Pre-Requisites

A number of accounts, credentials and command line utilities are required in order to follow this guide.

Accounts

1. An account on HashiCorp Cloud Platform (HCP)

2. An account on Terraform Cloud; visit Terraform Cloud and click Continue with HCP Account

3. An account on GitHub

4. An account on AWS

Command Line Utilities

1. The terraform CLI. Follow Hashicorp's installation instructions for your OS of choice. Although you'll be using Terraform Cloud to ultimately deploy your infrastructure, the local CLI is used to initially bootstrap things and can be further used to execute plans and applies in Terraform Cloud

Terraform Code Working Directory

We'll need a directory to work from which will contain our initial Terraform code that will create the Terraform Cloud resources and GitHub repository. The rest of the instructions in this chapter assume you're in the top level of that directory:

mkdir tfcloud-mgmt-scratch
cd tfcloud-mgmt-scratch

Terraform Cloud API Key

In order for the terraform CLI - both your local binary and that on the Terraform Cloud servers - to interact with Terraform Cloud, you need to generate an authorization token, otherwise known as an API key.

Create the API key:

terraform login

Create a file called credentials.auto.tfvars using the following command:

tfe_token=$(jq -r '.credentials."app.terraform.io".token' ~/.terraform.d/credentials.tfrc.json)
echo "tfe_token = \"${tfe_token}\"" > credentials.auto.tfvars

GitHub Personal Access Token for Pipelines

Similar to the Terraform Cloud API key created above, because Terraform will be interacting with GitHub to detect code changes then it needs an authorization token.

GitHub's documentation shows how to create a PAT.
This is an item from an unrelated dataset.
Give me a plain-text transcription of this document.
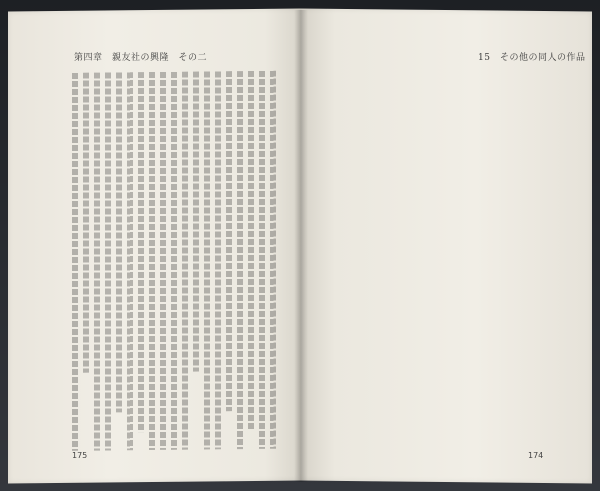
第四章　親友社の興隆　その二	15　その他の同人の作品
175	174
Applying the principle of least privilege, the PAT token only needs read access to repositories. This enables Terraform Cloud to detect commits pushed to repositories and subsequently run plans and applies based on those changes. To grant this access select Repository access -> All repositories then under Permissions -> Repository permissions select Contents -> Read-only. Terraform Cloud also needs to be able to create webhooks. To grant this access select Permissions -> Repository permissions -> Webhooks -> Read and Write. Lastly, Terraform Cloud needs to be able to post commit statuses back to the PR to indicate whether the run was successful or not. To grant this access select Permissions -> Repository permissions -> Commit statuses -> Read and Write.
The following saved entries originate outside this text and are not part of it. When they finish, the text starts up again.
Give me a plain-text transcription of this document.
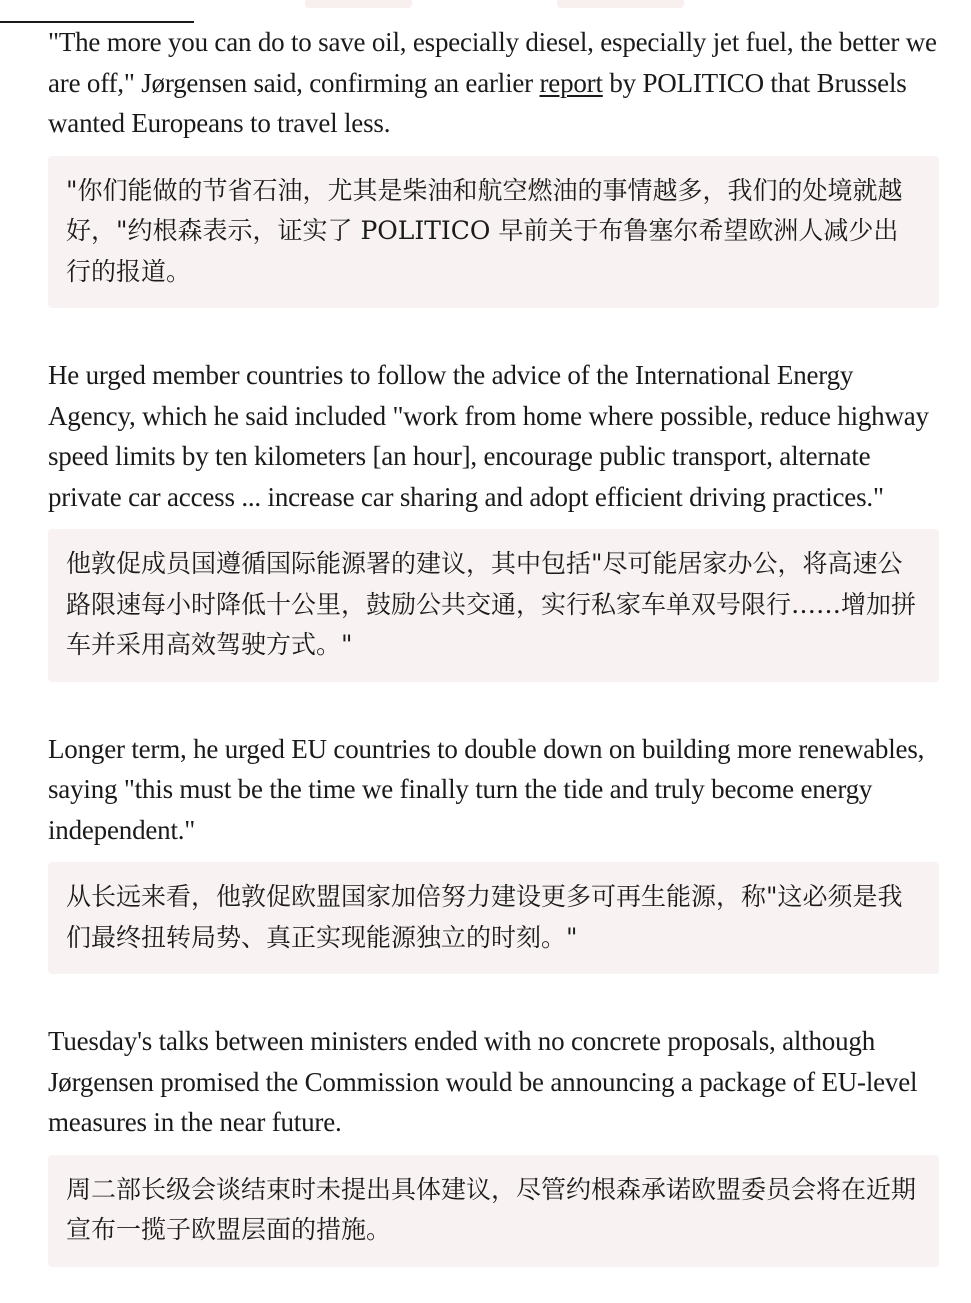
"The more you can do to save oil, especially diesel, especially jet fuel, the better we are off," Jørgensen said, confirming an earlier report by POLITICO that Brussels wanted Europeans to travel less.

"你们能做的节省石油，尤其是柴油和航空燃油的事情越多，我们的处境就越好，"约根森表示，证实了 POLITICO 早前关于布鲁塞尔希望欧洲人减少出行的报道。

He urged member countries to follow the advice of the International Energy Agency, which he said included "work from home where possible, reduce highway speed limits by ten kilometers [an hour], encourage public transport, alternate private car access ... increase car sharing and adopt efficient driving practices."

他敦促成员国遵循国际能源署的建议，其中包括"尽可能居家办公，将高速公路限速每小时降低十公里，鼓励公共交通，实行私家车单双号限行……增加拼车并采用高效驾驶方式。"

Longer term, he urged EU countries to double down on building more renewables, saying "this must be the time we finally turn the tide and truly become energy independent."

从长远来看，他敦促欧盟国家加倍努力建设更多可再生能源，称"这必须是我们最终扭转局势、真正实现能源独立的时刻。"

Tuesday's talks between ministers ended with no concrete proposals, although Jørgensen promised the Commission would be announcing a package of EU-level measures in the near future.

周二部长级会谈结束时未提出具体建议，尽管约根森承诺欧盟委员会将在近期宣布一揽子欧盟层面的措施。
Set the appropriate credentials variable:

echo 'github_ro_token = "github_pat_*****..."' >> credentials.auto.tfvars

GitHub Personal Access Token for Repository Management

The Terraform Provider for GitHub is used to enable Terraform to create GitHub repositories and manage their settings. Because of these administrative type functions, it requires a PAT with much higher privilege than the PAT created above.
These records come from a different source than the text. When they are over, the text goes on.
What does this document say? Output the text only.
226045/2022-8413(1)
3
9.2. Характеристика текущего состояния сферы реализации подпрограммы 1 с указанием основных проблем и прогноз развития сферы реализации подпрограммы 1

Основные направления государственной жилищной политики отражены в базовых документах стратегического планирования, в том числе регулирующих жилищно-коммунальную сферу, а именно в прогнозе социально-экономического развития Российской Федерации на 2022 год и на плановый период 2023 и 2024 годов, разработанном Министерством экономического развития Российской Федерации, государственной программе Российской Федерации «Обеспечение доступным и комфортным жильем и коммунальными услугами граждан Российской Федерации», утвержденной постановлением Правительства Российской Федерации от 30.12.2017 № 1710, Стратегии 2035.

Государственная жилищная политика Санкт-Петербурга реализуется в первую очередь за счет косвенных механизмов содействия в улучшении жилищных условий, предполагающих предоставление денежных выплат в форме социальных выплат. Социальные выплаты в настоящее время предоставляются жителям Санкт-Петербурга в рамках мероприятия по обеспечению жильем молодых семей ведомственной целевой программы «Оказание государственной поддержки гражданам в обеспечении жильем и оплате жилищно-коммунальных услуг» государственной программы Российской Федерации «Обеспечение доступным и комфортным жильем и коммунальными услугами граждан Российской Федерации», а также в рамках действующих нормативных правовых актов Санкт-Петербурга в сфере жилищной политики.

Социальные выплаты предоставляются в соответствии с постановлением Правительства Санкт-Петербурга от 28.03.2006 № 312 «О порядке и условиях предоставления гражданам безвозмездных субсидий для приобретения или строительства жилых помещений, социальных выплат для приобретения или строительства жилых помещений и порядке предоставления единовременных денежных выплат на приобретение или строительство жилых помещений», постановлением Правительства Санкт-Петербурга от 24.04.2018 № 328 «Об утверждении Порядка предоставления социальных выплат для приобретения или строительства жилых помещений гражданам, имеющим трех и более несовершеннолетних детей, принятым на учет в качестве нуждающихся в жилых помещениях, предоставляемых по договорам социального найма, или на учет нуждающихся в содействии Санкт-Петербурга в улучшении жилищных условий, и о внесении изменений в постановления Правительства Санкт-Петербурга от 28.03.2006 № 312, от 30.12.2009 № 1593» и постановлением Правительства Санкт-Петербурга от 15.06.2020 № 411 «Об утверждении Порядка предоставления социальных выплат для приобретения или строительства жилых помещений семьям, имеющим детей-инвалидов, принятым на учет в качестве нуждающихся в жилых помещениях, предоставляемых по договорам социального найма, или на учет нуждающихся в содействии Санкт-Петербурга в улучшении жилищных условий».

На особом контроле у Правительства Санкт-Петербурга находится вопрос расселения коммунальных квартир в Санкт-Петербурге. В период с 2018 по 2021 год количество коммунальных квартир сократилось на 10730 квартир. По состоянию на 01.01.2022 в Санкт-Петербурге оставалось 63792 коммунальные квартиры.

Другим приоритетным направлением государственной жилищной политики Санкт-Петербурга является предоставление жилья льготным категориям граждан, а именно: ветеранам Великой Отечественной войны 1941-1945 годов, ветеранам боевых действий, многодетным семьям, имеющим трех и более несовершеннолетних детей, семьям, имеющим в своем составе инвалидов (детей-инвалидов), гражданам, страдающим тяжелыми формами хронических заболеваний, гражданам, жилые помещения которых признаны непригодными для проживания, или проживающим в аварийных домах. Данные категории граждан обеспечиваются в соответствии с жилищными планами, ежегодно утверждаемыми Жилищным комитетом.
To grant this access select Repository access -> All repositories then under Permissions -> Repository permissions select Administration -> Read and write. The provider also needs write access to the contents of repositories in order to manage certain settings. To grant this access select Permissions -> Repository permissions -> Contents -> Read and write

Set the appropriate credentials variable:

echo 'github_admin_token = "github_pat_*****..."' >> credentials.auto.tfvars

AWS Credentials

Follow AWS' instructions for creating an access key for your own IAM user account. We will only need these to bootstrap connectivity between Terraform Cloud and AWS; after that then we'll use an IAM role to provide temporary security credentials for the duration of Terraform Cloud's runs.